I took this genealogical opportunity again, to ask him about his mother. "She died of a broken heart" (on learning his father was KIA.) Three different stories, one big mystery.. Nothing like family secrets and skeletons in the closet for a curious daughter to jump into the fire to root out those secrets! p.s. And yes, I did find that closet door, and yes, I did drag out the skeletons!

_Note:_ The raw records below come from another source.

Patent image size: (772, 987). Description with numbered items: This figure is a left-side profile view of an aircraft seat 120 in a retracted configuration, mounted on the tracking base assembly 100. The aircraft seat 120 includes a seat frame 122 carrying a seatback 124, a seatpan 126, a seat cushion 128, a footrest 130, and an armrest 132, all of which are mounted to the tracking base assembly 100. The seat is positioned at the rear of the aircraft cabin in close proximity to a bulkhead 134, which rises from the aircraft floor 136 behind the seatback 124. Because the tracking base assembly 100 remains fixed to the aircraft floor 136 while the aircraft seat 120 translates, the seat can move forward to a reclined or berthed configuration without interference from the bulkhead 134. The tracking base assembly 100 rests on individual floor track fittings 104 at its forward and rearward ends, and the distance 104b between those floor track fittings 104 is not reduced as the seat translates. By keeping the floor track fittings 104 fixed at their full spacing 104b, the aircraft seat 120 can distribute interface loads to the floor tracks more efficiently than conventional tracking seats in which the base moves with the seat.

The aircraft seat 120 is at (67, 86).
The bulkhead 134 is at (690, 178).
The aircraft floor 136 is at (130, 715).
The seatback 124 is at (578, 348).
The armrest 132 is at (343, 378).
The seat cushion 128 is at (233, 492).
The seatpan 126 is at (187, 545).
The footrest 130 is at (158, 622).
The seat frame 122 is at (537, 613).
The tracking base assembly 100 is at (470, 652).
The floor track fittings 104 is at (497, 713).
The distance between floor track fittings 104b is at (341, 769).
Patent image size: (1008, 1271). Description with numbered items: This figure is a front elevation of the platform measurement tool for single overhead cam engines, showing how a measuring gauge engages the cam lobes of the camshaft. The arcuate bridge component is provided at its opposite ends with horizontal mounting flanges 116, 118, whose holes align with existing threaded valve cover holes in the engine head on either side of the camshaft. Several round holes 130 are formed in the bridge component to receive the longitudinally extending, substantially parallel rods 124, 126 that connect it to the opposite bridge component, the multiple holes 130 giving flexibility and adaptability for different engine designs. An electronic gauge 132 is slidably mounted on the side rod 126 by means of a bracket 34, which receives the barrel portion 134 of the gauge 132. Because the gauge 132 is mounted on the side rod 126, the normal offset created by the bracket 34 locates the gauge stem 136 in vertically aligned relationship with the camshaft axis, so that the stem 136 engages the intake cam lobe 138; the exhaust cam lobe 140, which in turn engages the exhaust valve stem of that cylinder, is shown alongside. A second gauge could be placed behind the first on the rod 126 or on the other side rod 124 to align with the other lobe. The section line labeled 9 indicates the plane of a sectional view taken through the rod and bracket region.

Her name was Mathilda Audrienne Nicolle. She was born in a small village named Princeton, located in Marquette county, the Upper Peninsula of Michigan. Her parents were immigrants from France and Belgium. Father, Jules Alexandre Nicolle was born in Vieux-Bourg, Calvados, in Normandie, France. Her mother, Justine Françoise Morenier, was born in Dampicourt, province of Luxembourg, in the French-speaking region of Wallonia, Belgium. She had two half brothers, and two half sisters. All of them old enough to be her parents at the time of her birth. Next came her 'full' siblings who lived to adulthood; two brothers and one sister (the evil one ;) Her life was a hard one growing up in the pioneer days of the upper peninsula. Her mom died when she was 17 y/o, and two months later, her father. She attended and graduated from Ferris Institute in Big Rapids, Michigan. She worked as a bookkeeper in Petosky, and married in Sept 1930. My father and his twin brother were born in Nov 1930 (surprise) in an unwed maternity ward in Green Bay, Wisconsin The reason, my father would not talk about her, and insisted she died in 1943, was she was institutionalized with 'dementia' caused by 'medical reasons'..as a nice way of putting it. Mathilda was released, and lived in Petosky. She was still in a world of her own. She had some financial support, provided by, presumably, her well-to-do younger sister. In the end, she died June 4 1977, after living a very tragic and sad life.
The Sister of Mathilda
Leonie Josephine Nicolle Ferguson. She was the older half sister of Mathilda Nicolle Hootman. Her brief biography from her granddaughter, Bernice Keindal, was a fascinating one. I wish I knew more..
A Time Gone By ....
Mathilda tending to my father, John Jules Hootman, and his twin brother, James Herald.
A Happy Day...
Undated clear family photo of Mathilda, my father, John Jules Hootman, and his twin brother, James Herald. The boys look to be around 5-7 y/o.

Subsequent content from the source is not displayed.